Subsidies and automation can help keep US manufacturing competitive

Under price pressures, the US and its corporations may try to keep prices of US-made goods under control.

TSMC’s factories, for example, will be partially subsidized by the US government under the CHIPS and Science Act, which could help make production 15-20% more expensive, down from 50%, Chang said.

In addition, some foreign companies “looking to protect margins” will use automation to cut costs, Geoffroy de Carbonel, vice president of product management and strategy at Oracle, told Insider.
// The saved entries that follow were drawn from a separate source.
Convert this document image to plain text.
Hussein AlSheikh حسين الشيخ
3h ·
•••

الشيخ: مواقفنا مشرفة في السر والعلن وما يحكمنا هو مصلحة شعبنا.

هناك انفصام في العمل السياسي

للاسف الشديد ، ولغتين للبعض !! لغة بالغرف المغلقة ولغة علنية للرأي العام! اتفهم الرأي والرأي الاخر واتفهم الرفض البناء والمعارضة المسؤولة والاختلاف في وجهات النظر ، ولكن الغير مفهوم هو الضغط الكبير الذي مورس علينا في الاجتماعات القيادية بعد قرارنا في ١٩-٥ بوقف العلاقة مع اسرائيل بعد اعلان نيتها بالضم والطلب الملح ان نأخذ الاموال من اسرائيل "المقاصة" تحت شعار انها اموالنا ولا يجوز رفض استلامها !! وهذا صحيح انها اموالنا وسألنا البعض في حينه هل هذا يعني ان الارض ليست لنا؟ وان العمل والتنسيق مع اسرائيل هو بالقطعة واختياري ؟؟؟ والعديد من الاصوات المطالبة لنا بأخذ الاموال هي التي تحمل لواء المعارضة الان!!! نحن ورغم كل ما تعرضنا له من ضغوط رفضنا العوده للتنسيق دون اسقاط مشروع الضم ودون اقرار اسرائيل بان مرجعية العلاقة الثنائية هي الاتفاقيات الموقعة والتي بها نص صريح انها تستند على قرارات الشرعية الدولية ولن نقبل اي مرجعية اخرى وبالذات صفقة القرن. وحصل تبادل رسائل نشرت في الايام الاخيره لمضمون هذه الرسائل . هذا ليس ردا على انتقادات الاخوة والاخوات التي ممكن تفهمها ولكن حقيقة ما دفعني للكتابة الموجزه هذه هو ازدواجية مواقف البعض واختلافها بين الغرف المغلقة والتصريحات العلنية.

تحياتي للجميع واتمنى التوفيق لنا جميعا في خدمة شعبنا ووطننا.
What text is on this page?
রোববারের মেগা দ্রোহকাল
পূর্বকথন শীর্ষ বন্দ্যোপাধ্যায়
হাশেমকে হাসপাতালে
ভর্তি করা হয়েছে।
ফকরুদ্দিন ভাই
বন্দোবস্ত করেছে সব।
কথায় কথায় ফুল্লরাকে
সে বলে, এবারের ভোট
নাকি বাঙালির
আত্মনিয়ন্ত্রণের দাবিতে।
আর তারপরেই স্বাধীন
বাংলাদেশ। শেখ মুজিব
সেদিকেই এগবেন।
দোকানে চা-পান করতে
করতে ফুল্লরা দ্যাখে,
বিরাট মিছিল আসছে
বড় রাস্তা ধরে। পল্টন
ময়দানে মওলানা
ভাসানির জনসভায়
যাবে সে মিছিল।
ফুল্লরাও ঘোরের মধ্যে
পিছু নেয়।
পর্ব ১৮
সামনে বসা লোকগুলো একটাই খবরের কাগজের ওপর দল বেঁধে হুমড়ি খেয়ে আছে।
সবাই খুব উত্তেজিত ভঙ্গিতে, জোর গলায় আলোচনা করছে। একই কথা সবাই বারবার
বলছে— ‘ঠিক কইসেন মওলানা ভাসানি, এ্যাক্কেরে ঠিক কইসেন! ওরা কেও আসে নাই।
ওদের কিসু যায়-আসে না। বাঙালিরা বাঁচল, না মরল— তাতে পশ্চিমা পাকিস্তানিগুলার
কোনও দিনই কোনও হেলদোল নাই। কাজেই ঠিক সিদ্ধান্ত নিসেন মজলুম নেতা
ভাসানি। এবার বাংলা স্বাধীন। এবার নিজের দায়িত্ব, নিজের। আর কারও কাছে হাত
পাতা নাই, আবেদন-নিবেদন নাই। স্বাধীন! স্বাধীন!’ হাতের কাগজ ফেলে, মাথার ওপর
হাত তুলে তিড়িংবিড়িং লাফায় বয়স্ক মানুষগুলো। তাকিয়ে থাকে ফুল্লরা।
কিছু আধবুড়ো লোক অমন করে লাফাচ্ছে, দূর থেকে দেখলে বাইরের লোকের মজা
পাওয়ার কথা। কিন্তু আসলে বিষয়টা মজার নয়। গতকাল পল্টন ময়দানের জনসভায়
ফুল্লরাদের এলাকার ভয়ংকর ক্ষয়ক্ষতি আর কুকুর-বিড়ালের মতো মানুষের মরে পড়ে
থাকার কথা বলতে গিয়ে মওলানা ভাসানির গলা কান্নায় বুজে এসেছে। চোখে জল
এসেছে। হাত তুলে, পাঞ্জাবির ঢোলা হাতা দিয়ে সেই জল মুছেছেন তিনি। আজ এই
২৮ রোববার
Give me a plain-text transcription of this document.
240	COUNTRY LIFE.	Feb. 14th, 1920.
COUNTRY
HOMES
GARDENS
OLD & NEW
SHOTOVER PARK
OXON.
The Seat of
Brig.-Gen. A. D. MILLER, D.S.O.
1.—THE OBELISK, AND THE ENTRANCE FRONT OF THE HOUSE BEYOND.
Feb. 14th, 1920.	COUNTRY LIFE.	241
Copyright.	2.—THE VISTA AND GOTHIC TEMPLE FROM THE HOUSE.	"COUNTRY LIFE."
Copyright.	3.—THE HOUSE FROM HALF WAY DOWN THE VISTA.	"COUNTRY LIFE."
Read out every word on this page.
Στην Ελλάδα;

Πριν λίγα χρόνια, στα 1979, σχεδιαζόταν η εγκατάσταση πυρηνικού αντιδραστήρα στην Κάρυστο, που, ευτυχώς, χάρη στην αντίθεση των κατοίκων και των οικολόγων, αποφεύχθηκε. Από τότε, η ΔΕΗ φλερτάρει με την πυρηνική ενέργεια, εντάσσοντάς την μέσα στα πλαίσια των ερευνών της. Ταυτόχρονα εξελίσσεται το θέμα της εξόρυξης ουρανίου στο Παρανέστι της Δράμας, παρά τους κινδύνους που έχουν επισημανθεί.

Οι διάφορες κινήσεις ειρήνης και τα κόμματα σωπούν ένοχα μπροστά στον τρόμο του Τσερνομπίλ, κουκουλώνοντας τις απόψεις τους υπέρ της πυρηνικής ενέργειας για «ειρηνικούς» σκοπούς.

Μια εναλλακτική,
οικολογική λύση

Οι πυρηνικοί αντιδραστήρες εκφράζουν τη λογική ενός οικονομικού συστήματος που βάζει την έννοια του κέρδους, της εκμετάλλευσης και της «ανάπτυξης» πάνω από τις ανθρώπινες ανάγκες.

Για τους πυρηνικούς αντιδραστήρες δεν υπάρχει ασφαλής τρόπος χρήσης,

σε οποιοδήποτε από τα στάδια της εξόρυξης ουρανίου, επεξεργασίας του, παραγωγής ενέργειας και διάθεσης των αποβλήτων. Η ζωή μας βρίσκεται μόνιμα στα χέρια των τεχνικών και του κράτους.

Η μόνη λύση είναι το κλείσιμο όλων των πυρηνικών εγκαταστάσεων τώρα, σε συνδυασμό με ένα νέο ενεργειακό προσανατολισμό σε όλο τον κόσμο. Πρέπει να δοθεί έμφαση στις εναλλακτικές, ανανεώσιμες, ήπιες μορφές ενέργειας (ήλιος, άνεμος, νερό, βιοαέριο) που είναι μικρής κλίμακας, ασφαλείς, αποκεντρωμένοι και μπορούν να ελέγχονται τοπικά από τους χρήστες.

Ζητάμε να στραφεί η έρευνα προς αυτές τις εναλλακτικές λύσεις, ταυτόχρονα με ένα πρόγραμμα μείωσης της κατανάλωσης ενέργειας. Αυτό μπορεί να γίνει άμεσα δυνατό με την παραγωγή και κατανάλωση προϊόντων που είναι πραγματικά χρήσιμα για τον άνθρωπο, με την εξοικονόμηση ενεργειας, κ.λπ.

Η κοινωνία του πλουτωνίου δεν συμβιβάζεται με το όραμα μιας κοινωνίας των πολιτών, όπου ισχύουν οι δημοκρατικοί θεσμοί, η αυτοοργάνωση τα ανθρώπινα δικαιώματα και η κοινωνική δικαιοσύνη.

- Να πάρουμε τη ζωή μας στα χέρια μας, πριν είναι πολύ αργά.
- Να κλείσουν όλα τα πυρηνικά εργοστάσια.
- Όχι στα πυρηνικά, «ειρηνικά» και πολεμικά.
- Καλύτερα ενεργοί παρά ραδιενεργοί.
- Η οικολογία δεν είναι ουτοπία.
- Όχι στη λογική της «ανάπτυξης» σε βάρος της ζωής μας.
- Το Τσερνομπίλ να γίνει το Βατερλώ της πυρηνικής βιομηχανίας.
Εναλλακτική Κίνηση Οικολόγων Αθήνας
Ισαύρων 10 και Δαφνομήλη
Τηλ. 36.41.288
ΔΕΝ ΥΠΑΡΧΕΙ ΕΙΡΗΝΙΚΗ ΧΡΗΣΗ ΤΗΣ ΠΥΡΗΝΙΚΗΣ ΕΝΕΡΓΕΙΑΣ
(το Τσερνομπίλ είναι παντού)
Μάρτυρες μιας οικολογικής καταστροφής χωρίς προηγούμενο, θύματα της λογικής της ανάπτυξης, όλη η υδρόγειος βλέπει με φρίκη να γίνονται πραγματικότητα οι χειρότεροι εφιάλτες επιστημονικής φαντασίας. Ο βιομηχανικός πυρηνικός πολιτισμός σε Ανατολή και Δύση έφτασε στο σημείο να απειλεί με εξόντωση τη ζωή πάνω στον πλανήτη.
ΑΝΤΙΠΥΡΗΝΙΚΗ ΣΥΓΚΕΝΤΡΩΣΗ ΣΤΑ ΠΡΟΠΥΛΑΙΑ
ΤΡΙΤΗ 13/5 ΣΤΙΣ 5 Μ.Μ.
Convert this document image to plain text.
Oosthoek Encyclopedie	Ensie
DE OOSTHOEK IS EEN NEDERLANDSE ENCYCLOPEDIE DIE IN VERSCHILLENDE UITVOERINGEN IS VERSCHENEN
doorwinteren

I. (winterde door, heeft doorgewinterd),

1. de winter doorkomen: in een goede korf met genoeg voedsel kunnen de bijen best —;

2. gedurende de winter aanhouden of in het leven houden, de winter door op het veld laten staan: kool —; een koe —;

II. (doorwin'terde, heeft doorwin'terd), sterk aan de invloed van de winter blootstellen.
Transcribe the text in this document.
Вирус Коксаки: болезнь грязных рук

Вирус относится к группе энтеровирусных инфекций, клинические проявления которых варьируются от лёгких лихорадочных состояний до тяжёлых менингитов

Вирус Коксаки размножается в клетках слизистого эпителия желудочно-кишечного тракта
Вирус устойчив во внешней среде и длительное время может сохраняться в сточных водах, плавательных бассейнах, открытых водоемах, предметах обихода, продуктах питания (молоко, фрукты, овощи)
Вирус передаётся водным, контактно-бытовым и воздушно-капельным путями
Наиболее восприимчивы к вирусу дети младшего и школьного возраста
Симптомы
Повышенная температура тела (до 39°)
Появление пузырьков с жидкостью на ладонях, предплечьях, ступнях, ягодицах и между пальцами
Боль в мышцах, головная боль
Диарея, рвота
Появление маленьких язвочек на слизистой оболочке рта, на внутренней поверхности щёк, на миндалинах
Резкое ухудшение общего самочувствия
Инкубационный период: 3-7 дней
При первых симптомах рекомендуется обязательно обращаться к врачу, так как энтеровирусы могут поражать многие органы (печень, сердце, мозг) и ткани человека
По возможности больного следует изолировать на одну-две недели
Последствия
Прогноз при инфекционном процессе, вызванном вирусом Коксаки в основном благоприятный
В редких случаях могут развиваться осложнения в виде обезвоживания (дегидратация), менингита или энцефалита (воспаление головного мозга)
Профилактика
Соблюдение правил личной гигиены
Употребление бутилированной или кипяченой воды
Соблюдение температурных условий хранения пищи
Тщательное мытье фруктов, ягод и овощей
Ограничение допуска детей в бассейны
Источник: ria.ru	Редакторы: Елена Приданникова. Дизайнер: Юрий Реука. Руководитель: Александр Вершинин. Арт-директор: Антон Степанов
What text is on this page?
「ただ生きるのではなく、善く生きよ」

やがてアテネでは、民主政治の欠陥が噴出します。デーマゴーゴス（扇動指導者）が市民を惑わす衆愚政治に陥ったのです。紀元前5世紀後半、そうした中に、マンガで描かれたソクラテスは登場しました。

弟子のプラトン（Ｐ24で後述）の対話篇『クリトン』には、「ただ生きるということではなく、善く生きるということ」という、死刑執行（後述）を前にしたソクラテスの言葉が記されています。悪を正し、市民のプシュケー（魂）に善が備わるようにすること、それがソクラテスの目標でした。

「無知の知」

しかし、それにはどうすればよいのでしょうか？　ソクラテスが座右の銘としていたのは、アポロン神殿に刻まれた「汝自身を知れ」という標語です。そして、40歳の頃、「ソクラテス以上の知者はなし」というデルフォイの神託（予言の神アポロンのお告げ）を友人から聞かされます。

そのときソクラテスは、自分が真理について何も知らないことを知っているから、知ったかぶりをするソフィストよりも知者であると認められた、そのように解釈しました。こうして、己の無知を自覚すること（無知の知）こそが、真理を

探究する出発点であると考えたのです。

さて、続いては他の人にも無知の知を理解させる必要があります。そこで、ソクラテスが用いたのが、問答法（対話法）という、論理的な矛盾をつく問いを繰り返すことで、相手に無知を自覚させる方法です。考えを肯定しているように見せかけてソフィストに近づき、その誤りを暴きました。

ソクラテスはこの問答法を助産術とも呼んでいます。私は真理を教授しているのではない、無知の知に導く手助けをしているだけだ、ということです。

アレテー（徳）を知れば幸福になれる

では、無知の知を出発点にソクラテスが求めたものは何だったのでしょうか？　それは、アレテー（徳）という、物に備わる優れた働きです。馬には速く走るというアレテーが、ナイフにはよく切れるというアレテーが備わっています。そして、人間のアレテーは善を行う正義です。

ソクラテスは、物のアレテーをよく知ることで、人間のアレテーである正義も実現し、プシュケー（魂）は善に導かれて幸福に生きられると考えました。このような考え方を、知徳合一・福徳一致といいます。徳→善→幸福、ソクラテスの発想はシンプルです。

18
Although some jobs may be lost as a result, de Carbonell believes that automation will create “new but different jobs.”

“The redevelopment will not replace the jobs that have been lost over the last five decades, but ultimately it will be positive in terms of job creation,” he said.

Ultimately, however, strong U.S. job creation could be what forces some re-service businesses to raise prices in the coming years. There are more than 10 million job vacancies today, and an aging population and declining immigration could lead to continued labor shortages in the years to come.

If reshoring companies have to raise wages to attract workers, they may decide to raise prices even more to protect their margins.